Jenkins began to settle down, and Rodriquez went on. “Here’s the deal, gents. We’ve been outhustled on two important contracts. You know that we were bidding a whole mixture of subcontracts on General Atomic’s RQ-1B Predator, and another bunch of them on the Global Hawk.”

The RQ-1B Predator was a new, turboprop-powered version that had flown on February 2. The Global Hawk had just made news with an incredible seventy-five-hundred-mile nonstop flight across the Pacific to Australia.

“Well, we went wrong somewhere, because we got skunked on both programs. It really hurts, because we’ve been with both from the start.”

O’Malley asked, “What was the reason they gave for cutting us out?”

“Cost, pure and simple, was the reason. But I got a signal from Al Bonadies, one of the top engineers at Northrop Grumman. He had me over to his house for a beer last week, and they told me that part of it was the cost, and part of it was losing confidence in RoboPlanes because of what we were spending on the hypersonic projects. In simplest terms, they think we are nuts trying to do something that is a decade beyond anyone else.”

There was a stunned silence. Jenkins said, “Well, we shouldn’t be surprised. You know how this industry is, there are virtually no secrets, and word has to get out on how ambitious our project is.”

O’Malley said, “And how risky. They probably expect us to lose our shirts.
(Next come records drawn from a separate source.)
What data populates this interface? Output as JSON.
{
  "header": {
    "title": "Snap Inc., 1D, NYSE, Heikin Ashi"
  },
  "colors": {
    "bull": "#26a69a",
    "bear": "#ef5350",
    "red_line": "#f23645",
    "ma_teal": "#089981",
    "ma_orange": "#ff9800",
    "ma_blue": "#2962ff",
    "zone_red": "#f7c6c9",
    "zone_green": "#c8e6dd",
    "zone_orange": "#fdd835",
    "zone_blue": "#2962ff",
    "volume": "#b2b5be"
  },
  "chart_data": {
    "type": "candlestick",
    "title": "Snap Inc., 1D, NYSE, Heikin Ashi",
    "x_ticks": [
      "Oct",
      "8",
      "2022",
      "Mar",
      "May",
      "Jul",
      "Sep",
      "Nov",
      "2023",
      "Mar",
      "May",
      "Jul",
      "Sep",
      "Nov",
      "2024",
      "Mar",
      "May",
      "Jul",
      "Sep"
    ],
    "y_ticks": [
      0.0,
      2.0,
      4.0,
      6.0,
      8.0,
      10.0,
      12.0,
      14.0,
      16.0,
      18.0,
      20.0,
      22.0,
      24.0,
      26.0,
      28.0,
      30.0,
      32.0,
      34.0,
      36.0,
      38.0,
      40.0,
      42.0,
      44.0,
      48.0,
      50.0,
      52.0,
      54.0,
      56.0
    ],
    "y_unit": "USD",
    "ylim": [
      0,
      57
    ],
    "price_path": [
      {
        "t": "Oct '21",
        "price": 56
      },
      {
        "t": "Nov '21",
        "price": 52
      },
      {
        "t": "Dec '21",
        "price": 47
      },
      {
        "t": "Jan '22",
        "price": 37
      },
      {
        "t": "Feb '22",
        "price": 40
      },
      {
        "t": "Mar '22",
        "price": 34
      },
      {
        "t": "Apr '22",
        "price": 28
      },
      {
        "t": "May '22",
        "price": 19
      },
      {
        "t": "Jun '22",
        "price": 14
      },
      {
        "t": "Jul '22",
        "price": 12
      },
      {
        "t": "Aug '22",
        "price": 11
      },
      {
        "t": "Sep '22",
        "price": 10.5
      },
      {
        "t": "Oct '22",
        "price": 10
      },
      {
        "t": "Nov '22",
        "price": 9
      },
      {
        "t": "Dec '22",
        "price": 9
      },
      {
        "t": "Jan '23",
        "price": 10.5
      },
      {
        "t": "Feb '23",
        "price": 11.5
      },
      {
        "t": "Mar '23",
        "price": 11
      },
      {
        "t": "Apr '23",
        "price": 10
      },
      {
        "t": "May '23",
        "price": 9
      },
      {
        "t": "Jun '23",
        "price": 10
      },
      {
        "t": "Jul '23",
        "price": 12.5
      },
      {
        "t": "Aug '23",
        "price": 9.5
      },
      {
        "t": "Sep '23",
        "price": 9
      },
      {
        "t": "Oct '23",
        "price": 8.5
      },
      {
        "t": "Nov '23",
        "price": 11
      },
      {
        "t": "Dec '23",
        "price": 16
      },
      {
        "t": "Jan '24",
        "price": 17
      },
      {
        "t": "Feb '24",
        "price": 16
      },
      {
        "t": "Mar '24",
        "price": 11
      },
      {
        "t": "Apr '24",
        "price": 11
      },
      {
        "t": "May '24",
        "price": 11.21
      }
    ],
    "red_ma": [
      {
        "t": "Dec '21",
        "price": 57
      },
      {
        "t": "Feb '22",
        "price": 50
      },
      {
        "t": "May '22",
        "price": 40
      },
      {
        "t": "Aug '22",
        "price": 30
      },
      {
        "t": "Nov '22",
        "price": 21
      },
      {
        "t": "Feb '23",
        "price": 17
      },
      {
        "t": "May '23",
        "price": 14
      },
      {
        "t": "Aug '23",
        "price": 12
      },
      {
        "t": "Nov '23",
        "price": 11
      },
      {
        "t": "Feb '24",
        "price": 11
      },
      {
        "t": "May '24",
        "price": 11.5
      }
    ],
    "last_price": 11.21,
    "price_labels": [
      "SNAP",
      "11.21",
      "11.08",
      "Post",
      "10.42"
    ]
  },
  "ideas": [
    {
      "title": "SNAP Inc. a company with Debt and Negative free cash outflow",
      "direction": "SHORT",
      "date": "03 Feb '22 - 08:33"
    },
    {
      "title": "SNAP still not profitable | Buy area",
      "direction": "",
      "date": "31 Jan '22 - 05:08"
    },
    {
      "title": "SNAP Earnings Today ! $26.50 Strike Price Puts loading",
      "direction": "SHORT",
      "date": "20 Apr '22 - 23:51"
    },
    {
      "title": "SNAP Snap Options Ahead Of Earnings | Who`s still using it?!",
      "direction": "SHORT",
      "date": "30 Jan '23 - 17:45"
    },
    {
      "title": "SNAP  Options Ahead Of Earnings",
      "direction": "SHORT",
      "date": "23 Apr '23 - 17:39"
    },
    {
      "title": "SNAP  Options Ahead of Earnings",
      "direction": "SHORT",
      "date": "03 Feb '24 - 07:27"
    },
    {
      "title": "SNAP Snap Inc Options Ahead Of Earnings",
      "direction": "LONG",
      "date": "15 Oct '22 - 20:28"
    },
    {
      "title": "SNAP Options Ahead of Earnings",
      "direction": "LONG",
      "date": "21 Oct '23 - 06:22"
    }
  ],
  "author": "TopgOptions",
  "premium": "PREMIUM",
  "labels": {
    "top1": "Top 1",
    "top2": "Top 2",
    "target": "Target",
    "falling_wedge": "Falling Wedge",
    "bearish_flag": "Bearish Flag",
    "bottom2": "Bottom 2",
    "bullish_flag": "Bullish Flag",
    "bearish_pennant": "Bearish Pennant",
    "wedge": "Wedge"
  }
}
Worse, they probably figure that we are using a pencil on their costs to cover some of the costs on the hypersonic program.”

He looked into Rodriquez’s eyes and asked, “Are we, Bob? Is there some crossover on the program that’s hurting us? We’ll be a cooked goose for sure if we lose our edge on the UAVs.”

Rodriquez shrugged. “There is no fraudulent bookkeeping going on, and I know you know that. But there’s bound to be some costs that are melded into the overhead that affect both programs. There’s no way to avoid it in practical terms. We can take some artificial measures, run some estimates on what it might be, and then factor it
into the proposals. I guess we should have been doing that all along. But I don’t think costs are the problem. Credibility is. The problem is there is no way we can accelerate what we are doing. If we move like a sleepwalker for the next six years, never making a mistake, there is still no way we can fly the Hypersonic Cruiser much before 2008. We all know that.”

Jenkins spoke up. “I’ve seen your financial forecasts, Bob. I guess it’s just a coincidence that December 2008 is when we run out of funds as well?”

“Oddly enough, Dennis, it is just a coincidence. There’s no fudge factor on either side. If everything goes as we want it to go, if all of the decisions we make are correct, we’ll have a flight-worthy Hypersonic Cruiser ready for test in the fall of 2008. And if everything goes like we want financially, if the RoboPlanes UAV cash cow keeps on giving milk, we’ll have enough money to last until then. After that, all bets are off.”

O’Malley broke in. “I’m usually the Cassandra of this bunch, always seeing pitfalls, but I’m more optimistic about the UAVs than ever. Maybe we should just back off from trying to swim with the big guys and doing their subcontracting. You know how their accountants are, going over every penny spent, and their value engineer guys, always poking their noses in. I think we are better off sticking to our own clientele, the small user, foreign governments, and the like. It makes it a lot easier for security purposes, too—we only have to deal with our own internal security and don’t have a raft of other people checking us out.”

Jenkins said, “Looks like our roles are reversed, Steve; I’m usually the too-optimistic guy around here. But I wonder if we haven’t pretty well pushed the UAV market to the limit? The problem is we are making too good a product. Some of the UAVs being used by local police have several hundred missions on them. And the latest wrinkle, the mini-ballistic parachute, has saved half a dozen more. I guess what we need are some self-destruct units that go off after twenty missions or so. Just kidding, of course.”